No one, as yet, has invented a thermometer, gauge or app that measures how free (or happy) we are or are not. Actual prisons, with their solitary confinement cells, would be a good place to begin taking baseline measurements, and the hungry and disabled might also provide us a few key indicators about what freedom is. But inner freedom, which maybe sits at home in our easy chairs or walks down the street toward a liquor store while we whistle a tune, would be trickier to calculate.

Common sense tells us that the choices we make, consciously or not, entangle us in a chain of consequences that can liberate or maybe strangle us. Way leads on to way, not always to greener pastures. We choose to drink or smoke too much, marry this woman rather than that one, have children or not, attend this church or that one, take this job or none at all. These “choices,” some of them resulting from accident of birth, routinely result in outbursts of the second most favorite American F-word, the nasty one. This second most favorite American F-word seems to make it clear––along with the contempt, frustration and anger it communicates in no uncertain terms–– that there are a lot of Americans not enjoying their freedom as advertised.

Why is it that so many Americans so frequently use both F-words––with connotations so antithetically positive and negative––in the same conversation? If the “freedom” word is routinely used as a way to unify and inspire us as a people, the nasty F-word is a weapon by which we express frustration, contempt, and even hatred for each other. Though women especially know how this word’s weaponry is linked to sex, we seem screwed up about a lot of things when we use the nasty F-word.
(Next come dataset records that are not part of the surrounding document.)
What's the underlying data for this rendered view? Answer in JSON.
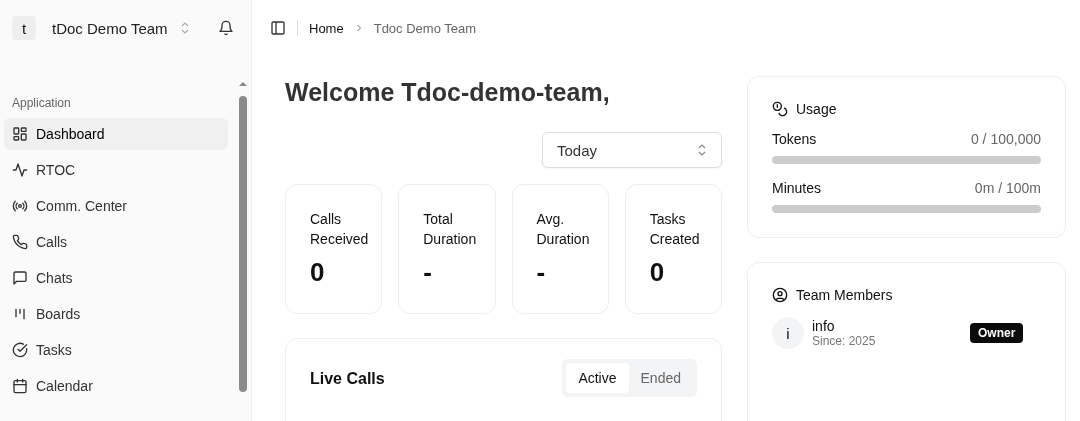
{
  "team": {
    "avatar": "t",
    "name": "tDoc Demo Team"
  },
  "sidebar": {
    "section": "Application",
    "items": [
      {
        "label": "Dashboard",
        "selected": true
      },
      {
        "label": "RTOC",
        "selected": false
      },
      {
        "label": "Comm. Center",
        "selected": false
      },
      {
        "label": "Calls",
        "selected": false
      },
      {
        "label": "Chats",
        "selected": false
      },
      {
        "label": "Boards",
        "selected": false
      },
      {
        "label": "Tasks",
        "selected": false
      },
      {
        "label": "Calendar",
        "selected": false
      }
    ]
  },
  "breadcrumb": [
    "Home",
    "Tdoc Demo Team"
  ],
  "heading": "Welcome Tdoc-demo-team,",
  "period": {
    "value": "Today"
  },
  "stats": [
    {
      "label": "Calls Received",
      "value": "0"
    },
    {
      "label": "Total Duration",
      "value": "-"
    },
    {
      "label": "Avg. Duration",
      "value": "-"
    },
    {
      "label": "Tasks Created",
      "value": "0"
    }
  ],
  "live_calls": {
    "title": "Live Calls",
    "tabs": [
      {
        "label": "Active",
        "selected": true
      },
      {
        "label": "Ended",
        "selected": false
      }
    ]
  },
  "usage": {
    "title": "Usage",
    "meters": [
      {
        "name": "Tokens",
        "reading": "0 / 100,000",
        "level": 0
      },
      {
        "name": "Minutes",
        "reading": "0m / 100m",
        "level": 0
      }
    ]
  },
  "team_members": {
    "title": "Team Members",
    "members": [
      {
        "avatar": "i",
        "name": "info",
        "since": "Since: 2025",
        "role": "Owner"
      }
    ]
  }
}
Do we use the nasty F-word because we feel betrayed by the promises the freedom word offers, especially when the gap between the haves and have-nots is so obvious? Though the rich and powerful in some ways may be the most restricted among us, they are also inclined to use the freedom word as a way of putting down those who don’t enjoy the privileges they suffer from. While researchers in the health sciences are finding that some rich folk are suffering from a new disease being referred to as “affluenza,” this affliction doesn’t prevent those passionate about the virtues of wealth from dismissing the poor and destitute as complainers when those in the underclasses talk freely about the constraints they face. Freedom, when its meaning is perpetually on the loose, goes into hiding in those experiencing the realities of joblessness, unattractiveness, disability, old age, poverty, and bad luck. In a climate of opinion requiring us to be free while denying us the means to achieve a reasonably comfortable life style, the other F-word, and the nasty behaviors that follow from it, has its say.

In the old days our moms would wash our mouths out with soap when we didn’t watch our language. But modern moms aren’t as free to do that these days. So when we have the urge to use either of the F-words, I think we’d be better off biting our tongues on our way to second thoughts.